Dolores extrajo del sobre una foto antigua y junto a ella una cartulina en la que a Ana le pareció reconocer que había una especie de poema escrito. Nerviosa, la tomó en sus manos y la observó con interés. Inmediatamente descubrió a su padre entre el grupo de jóvenes que posaron para el fotógrafo: eran siete chicos y cuatro muchachas.

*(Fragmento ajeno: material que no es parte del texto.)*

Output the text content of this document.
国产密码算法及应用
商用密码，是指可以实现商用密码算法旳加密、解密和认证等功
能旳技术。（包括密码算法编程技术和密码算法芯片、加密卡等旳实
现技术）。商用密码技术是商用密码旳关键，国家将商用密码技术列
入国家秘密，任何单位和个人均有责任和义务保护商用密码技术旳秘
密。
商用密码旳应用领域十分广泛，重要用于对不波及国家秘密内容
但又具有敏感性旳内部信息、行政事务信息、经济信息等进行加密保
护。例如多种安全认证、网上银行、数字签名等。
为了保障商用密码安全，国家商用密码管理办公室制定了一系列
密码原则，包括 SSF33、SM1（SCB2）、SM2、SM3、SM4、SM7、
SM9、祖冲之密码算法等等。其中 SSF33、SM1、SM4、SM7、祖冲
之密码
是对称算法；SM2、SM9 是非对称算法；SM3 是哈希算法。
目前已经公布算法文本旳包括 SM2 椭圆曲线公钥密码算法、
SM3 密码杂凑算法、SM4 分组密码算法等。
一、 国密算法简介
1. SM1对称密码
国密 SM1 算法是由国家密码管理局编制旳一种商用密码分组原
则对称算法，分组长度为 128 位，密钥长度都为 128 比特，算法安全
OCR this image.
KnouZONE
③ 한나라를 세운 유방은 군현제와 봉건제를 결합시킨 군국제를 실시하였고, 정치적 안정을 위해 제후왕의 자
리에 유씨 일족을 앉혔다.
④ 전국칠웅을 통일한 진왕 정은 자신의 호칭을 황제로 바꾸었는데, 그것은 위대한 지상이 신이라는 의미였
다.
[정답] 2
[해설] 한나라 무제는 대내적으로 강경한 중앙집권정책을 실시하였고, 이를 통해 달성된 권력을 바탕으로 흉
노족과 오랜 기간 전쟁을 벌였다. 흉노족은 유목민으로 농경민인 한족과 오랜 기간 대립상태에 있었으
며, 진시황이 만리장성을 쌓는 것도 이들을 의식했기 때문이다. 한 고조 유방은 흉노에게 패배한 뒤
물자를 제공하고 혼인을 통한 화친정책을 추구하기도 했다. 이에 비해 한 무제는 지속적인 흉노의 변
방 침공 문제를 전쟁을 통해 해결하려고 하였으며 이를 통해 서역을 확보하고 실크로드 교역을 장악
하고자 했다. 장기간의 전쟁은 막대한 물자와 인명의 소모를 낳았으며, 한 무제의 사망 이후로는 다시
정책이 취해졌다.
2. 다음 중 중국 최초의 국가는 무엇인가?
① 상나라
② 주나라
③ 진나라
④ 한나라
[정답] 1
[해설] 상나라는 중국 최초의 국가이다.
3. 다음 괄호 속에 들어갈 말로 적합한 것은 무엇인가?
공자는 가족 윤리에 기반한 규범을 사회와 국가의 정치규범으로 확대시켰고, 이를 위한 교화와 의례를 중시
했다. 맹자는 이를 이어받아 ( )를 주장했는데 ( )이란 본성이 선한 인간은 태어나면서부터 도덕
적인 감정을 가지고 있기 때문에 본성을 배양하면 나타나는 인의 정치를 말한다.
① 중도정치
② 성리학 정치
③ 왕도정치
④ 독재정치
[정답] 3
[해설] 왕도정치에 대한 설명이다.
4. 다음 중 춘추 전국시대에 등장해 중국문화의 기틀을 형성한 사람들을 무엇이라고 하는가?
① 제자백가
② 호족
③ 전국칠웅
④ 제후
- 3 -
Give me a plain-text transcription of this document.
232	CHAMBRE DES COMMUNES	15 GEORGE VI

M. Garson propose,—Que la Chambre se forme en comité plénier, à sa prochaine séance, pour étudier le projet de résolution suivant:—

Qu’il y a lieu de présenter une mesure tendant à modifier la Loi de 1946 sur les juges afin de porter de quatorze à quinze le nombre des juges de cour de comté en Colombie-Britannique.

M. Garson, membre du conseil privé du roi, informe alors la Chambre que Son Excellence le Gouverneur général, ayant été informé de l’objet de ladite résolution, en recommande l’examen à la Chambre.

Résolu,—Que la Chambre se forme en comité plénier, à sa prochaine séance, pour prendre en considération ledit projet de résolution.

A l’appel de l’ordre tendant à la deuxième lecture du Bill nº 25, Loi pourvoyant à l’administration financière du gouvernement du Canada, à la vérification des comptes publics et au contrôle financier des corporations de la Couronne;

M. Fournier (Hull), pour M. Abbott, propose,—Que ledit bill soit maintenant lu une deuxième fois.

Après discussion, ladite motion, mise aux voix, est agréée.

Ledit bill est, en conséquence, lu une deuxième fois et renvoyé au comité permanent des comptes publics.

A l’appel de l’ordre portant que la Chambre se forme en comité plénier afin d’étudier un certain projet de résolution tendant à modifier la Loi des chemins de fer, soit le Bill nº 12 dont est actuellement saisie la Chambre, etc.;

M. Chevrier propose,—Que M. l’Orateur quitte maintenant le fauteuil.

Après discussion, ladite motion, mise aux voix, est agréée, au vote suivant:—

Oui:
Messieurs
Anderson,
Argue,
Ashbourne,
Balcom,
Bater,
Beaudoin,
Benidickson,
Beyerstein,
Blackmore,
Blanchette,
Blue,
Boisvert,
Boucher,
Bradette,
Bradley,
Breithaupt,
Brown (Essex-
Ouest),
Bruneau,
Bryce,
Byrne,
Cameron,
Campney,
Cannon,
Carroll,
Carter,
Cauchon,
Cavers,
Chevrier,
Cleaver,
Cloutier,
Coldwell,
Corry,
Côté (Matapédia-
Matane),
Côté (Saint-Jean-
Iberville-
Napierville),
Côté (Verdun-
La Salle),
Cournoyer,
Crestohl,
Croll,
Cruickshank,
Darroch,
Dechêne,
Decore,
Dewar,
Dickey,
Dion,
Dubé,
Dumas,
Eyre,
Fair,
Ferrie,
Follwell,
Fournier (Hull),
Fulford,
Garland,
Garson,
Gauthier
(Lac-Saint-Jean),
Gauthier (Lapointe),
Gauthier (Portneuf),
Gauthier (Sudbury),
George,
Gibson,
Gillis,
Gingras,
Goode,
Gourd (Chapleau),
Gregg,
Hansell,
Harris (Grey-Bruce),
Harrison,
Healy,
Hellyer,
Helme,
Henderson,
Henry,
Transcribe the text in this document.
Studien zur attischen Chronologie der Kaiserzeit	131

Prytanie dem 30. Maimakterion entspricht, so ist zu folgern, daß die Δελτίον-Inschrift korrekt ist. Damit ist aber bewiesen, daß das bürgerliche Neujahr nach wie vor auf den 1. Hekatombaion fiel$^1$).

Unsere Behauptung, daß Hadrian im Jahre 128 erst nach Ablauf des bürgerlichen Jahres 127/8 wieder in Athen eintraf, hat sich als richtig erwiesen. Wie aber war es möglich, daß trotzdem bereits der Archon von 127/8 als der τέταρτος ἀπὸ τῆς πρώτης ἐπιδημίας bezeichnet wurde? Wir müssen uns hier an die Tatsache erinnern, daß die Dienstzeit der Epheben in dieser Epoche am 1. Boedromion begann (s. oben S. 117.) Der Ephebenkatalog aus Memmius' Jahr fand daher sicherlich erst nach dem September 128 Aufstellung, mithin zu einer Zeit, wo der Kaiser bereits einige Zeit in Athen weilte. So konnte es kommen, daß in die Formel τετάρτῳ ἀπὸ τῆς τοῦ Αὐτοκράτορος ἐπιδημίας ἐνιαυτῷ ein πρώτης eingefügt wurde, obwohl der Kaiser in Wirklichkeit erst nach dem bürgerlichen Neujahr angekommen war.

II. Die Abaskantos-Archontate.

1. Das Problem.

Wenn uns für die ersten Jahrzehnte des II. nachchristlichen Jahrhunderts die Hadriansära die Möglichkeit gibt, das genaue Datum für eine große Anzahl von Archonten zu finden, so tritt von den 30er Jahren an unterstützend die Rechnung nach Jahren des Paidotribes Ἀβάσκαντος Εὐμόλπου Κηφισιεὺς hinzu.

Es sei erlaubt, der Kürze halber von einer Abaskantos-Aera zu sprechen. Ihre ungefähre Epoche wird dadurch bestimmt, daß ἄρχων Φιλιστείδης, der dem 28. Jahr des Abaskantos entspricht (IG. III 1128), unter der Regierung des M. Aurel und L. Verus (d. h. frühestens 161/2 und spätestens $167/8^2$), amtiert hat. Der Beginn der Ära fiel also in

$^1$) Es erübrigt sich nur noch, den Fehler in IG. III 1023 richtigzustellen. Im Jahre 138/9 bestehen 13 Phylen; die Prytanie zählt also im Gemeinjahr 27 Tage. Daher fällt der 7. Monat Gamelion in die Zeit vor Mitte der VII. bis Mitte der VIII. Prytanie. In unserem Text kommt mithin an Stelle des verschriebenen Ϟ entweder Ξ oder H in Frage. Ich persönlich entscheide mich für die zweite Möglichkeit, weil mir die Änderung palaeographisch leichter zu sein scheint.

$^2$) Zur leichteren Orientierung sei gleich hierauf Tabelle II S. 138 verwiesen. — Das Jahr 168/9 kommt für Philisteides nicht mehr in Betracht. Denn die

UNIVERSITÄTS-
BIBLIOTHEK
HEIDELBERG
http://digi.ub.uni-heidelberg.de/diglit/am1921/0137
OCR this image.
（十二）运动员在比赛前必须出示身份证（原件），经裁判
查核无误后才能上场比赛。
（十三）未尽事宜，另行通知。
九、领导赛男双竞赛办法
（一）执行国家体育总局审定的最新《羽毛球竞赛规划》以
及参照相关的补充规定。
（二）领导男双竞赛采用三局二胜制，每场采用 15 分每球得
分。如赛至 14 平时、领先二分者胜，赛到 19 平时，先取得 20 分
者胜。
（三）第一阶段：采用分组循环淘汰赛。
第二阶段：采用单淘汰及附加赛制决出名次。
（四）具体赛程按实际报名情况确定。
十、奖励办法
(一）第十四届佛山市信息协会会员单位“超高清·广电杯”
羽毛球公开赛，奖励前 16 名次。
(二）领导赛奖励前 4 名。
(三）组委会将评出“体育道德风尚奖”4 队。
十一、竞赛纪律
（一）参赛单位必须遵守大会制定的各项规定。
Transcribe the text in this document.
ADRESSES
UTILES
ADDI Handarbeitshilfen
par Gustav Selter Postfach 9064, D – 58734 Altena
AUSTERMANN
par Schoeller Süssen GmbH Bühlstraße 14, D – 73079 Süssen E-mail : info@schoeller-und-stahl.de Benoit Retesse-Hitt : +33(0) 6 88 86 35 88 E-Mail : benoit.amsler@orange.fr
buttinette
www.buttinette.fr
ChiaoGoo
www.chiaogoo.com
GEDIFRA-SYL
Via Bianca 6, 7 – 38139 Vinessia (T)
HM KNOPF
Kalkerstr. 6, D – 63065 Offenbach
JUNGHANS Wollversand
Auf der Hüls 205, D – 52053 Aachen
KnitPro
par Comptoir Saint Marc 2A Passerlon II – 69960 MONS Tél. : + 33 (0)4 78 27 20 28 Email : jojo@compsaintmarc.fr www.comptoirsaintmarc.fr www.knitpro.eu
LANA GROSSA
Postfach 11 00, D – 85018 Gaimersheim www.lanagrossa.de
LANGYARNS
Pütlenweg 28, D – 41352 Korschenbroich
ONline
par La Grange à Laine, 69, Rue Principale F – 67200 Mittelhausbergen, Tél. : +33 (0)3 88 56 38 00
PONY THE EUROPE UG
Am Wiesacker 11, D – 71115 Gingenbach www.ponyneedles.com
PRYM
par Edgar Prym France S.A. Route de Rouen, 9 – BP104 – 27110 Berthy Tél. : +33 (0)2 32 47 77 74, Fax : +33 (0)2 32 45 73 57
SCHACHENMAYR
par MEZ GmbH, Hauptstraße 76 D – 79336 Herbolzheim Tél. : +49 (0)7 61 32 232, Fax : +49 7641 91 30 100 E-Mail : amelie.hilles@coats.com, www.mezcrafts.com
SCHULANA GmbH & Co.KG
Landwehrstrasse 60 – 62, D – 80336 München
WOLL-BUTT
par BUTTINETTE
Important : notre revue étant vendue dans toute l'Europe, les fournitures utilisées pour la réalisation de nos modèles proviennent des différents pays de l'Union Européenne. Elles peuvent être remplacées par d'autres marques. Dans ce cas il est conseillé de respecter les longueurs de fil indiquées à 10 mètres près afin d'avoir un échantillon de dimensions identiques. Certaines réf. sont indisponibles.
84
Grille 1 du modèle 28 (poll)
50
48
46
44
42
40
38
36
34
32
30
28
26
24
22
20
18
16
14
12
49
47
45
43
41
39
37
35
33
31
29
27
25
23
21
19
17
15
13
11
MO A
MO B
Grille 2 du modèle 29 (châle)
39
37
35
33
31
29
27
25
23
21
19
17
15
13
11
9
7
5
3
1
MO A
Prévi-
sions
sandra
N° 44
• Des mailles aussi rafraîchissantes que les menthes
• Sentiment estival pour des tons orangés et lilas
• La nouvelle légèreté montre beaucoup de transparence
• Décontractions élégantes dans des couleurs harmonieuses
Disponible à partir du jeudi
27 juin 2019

—Dale la vuelta —pidió Dolores. Ana miró el reverso y leyó lo escrito: «Alumnos de 1.° de violín del Real Conservatorio de Madrid. 1863»—. ¿No te extraña que nunca nos lo dijera? —insistió.
—Bueno, tal vez fue algo pasajero a lo que no le dio importancia —contestó muy segura, aunque sabía que su madre tenía razón, pues ella también se había hecho esa pregunta.
—Puede que sí, aunque el hecho de guardar esta fotografía y con este poema escrito de su puño y letra —dijo su madre mostrándole la cartulina, mucho más amarilla que el sobre— me lleva a pensar que tu padre nunca olvidó su paso por el Conservatorio y tal vez por eso no me habló de ello —dijo pensativa para añadir—: Claro, que yo conocí a tu padre a los cinco años de haberse hecho esa fotografía y entonces ya estaba terminando sus estudios de Derecho. Lo cierto —siguió diciendo Dolores— es que no debo dedicar a este tema ni un minuto más. Si lo hice fue por comprobar si tú lo sabías. Te confieso que a veces tuve la sensación de que tu padre y tú me dejabais al margen de vuestras vidas. Siempre me he sentido distinta porque no compartíamos las mismas aficiones. Además, él se preocupó de moldearte a su antojo y yo me quedé aislada.
Ana sintió pena. Su madre le estaba revelando algo en lo que jamás hubiera pensado: se encontraba sola. Entonces se dio cuenta de que posiblemente el comportamiento de Dolores respondiera a esa situación. En un gesto de ternura la abrazó.